In these times, we are realizing that there is no safe place, no guarantee, even as we will do all we can as a community and as families and individuals to keep ourselves safe. Anti-Semitism is real. It hasn’t disappeared any more than other forms of intolerance have. How can we maintain our innocence of cynicism and despair even now, when we are afraid for ourselves and our loved ones? How can we keep focused, despite everything, on creating the inner beauty that comes from a life lived in meaning, and with kindness?
For Jews, the Jewish response is found in tzedakah, in two meanings: first, to mark a person’s death by contributing to a cause which reflects that person’s life, and so to fulfill the Psalmist’s phrase tzedakah tatzil mimavet, tzedakah saves from death.” It does not keep us from dying, but it keeps our memory alive and active in the world. Giving tzedakah defies senseless death by declaring the meaning of a life.
The second way to understand the obligation to do tzedakah in memory of someone’s life is that now, in the face of these murders – not only the eleven in the Pittsburgh shul, but also the nine who died in the Charleston church, and the two who were killed in a Kentucky Kroger’s parking lot, and so many others whose lives were blotted out by senseless hate – we must seek to do tzedek, justice. These deaths occurred because of injustice – that of political corruption, of capitalist greed, and of selfish apathy. We must redouble our efforts to pursue justice and to do justice, in small ways and large.
We can’t do it alone. The more your practice of meaning brings you together with others in meaningful ritual moments, the stronger and more effective you, and we, will be.
Start right now by being kinder to others, and to yourself. Keep your heart open to the pain of empathy, lest we cease to empathize. Stay far from those who invite you to despair, lest you succumb. Come out of your fear and share Shabbat, and the holy moments of every day, with others.
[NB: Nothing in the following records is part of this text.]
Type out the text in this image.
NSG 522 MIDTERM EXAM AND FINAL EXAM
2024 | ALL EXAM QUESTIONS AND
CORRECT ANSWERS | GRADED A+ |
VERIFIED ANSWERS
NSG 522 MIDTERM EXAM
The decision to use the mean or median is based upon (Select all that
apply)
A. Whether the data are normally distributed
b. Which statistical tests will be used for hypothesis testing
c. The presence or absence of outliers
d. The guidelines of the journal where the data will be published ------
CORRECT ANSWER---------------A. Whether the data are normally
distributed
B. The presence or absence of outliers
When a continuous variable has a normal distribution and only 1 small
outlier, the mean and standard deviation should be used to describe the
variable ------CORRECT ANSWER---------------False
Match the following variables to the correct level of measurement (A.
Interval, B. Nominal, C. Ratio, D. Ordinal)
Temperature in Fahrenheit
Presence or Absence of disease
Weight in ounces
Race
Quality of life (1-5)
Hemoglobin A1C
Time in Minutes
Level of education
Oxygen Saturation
Thus may we all come to know that life is not about simply living. Life becomes holy when we use it to build a life of purpose and of meaning. Whenever it is that you and I and all of us are dead, may others have been lifted up by the way we lived, and may they clearly see the values we meant to live by.
We are in mourning.
We will grieve our dead.
We will not give up our vision for a humanity united in peace.
Hazak hazak vnithazek, be strong and let us strengthen each other.